Un garçon de 11 ans en Ontario est mort de la rage après s’être réveillé avec une chauve-souris posée sur son visage — sans aucune trace de morsure ou de griffure. Ce cas, publié dans le Journal de l’Association médicale canadienne, révèle une lacune dangereuse dans la sensibilisation publique aux risques de contact avec les chauves-souris.
Ce que vous allez apprendre
- Pourquoi l’absence de morsure visible ne signifie pas l’absence de risque de transmission de la rage
- Quels symptômes ont marqué l’évolution de ce cas, du réveil avec la chauve-souris jusqu’à l’hospitalisation
- Quelles quatre étapes suivre immédiatement après tout contact avec une chauve-souris, même sans blessure apparente
Un réveil anodin en apparence
Le garçon s’est réveillé un matin avec une chauve-souris assise sur sa bouche et son nez. Aucune trace de morsure ni de griffure n’était visible — un détail qui s’est révélé tragiquement déterminant. Aucune consultation médicale n’a été demandée à ce moment-là, faute de blessure apparente justifiant une inquiétude.
Dix-neuf jours plus tard, il a été admis aux urgences avec des vomissements et des paresthésies faciales — des sensations anormales de picotement ou d’engourdissement. Le lendemain, des troubles de l’élocution et d’autres signes neurologiques sont apparus, son état se dégradant rapidement durant l’hospitalisation.

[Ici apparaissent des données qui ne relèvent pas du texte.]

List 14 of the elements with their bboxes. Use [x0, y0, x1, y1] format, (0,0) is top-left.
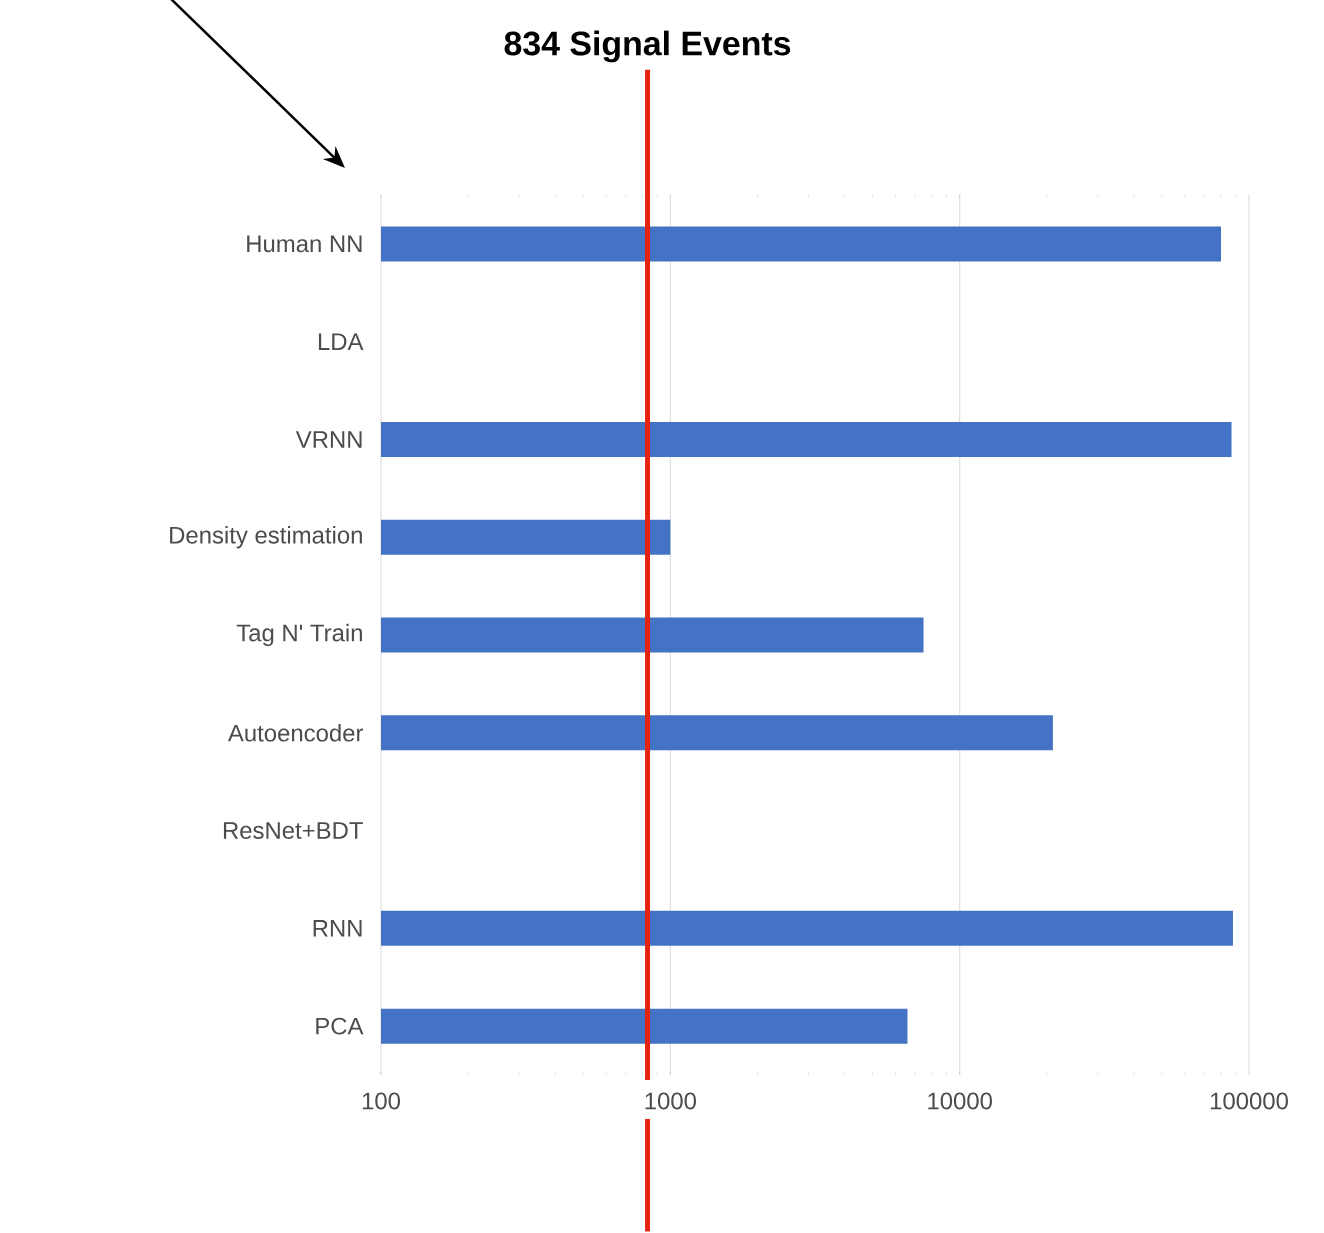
y-tick-label: LDA: [318, 333, 364, 350]
y-tick-label: Human NN: [247, 235, 362, 253]
x-tick-label: 1000: [645, 1092, 696, 1110]
y-tick-label: PCA: [316, 1017, 364, 1035]
y-tick-label: VRNN: [295, 431, 362, 448]
y-tick-label: Tag N' Train: [236, 623, 362, 647]
y-tick-label: Density estimation: [170, 526, 362, 549]
x-tick-label: 100000: [1210, 1092, 1288, 1110]
y-tick-label: ResNet+BDT: [223, 822, 363, 839]
x-tick-label: 100: [362, 1092, 401, 1110]
y-tick-label: RNN: [313, 920, 362, 937]
ref-line-label: 834 Signal Events: [504, 30, 791, 63]
y-tick-label: Autoencoder: [227, 724, 364, 742]
x-tick-label: 10000: [928, 1092, 992, 1110]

Un diagnostic tardif, une issue inévitable
En unité de soins intensifs pédiatriques, l’équipe médicale a fortement suspecté la rage, compte tenu de l’exposition à la chauve-souris et des symptômes neurologiques caractéristiques. D’autres tests pour des affections plus courantes se sont révélés négatifs. Un traitement a été tenté, mais comme dans l’écrasante majorité des cas de rage symptomatique, il était déjà trop tard. Les traitements de maintien en vie ont été arrêtés au 17e jour d’hospitalisation.
La rage est l’une des maladies infectieuses les plus mortelles connues : une fois les symptômes apparus, le taux de survie est quasiment nul. La période d’incubation s’étend généralement de deux à trois mois, mais peut être bien plus longue, ce qui rend le lien entre l’exposition et la maladie difficile à établir sans antécédent clairement identifié.
Crédit : Frederick A. Murphy via Wikimedia Commons (domaine public)Les chauves-souris, principal vecteur en Amérique du Nord
Si la rage est mondialement associée aux morsures de chien — responsables de 99 % des cas humains selon l’Organisation mondiale de la Santé — la situation est différente en Amérique du Nord, où la vaccination canine a fortement réduit ce risque. Une étude de 2019 a identifié les chauves-souris comme le principal vecteur de transmission aux États-Unis. Au Canada, tous les cas de rage humaine recensés depuis 1967 ont été transmis par des chauves-souris.
Le problème central : les morsures et griffures de chauves-souris peuvent être minuscules et totalement indétectables à l’œil nu, créant une fausse impression de sécurité.
Ce qu’il faut faire en cas de contact, même sans blessure visible
Selon les auteurs du rapport, tout contact humain direct avec une chauve-souris — même sans morsure ou griffure visible — constitue une indication pour une prophylaxie post-exposition, et doit être discuté avec les autorités de santé publique. Cette prophylaxie, une série de vaccins antirabiques administrés sur environ deux semaines, est extrêmement efficace pour empêcher l’infection de s’installer, à condition d’être administrée avant l’apparition des symptômes.
Le gouvernement canadien recommande quatre étapes immédiates en cas d’exposition potentielle : retirer les vêtements susceptibles d’avoir été contaminés, laver soigneusement toute zone de contact à l’eau et au savon pendant au moins 15 minutes même en l’absence de blessure visible, recueillir les coordonnées du propriétaire de l’animal le cas échéant, et confiner l’animal si possible. Une consultation médicale immédiate doit suivre pour évaluer la nécessité d’une prophylaxie post-exposition.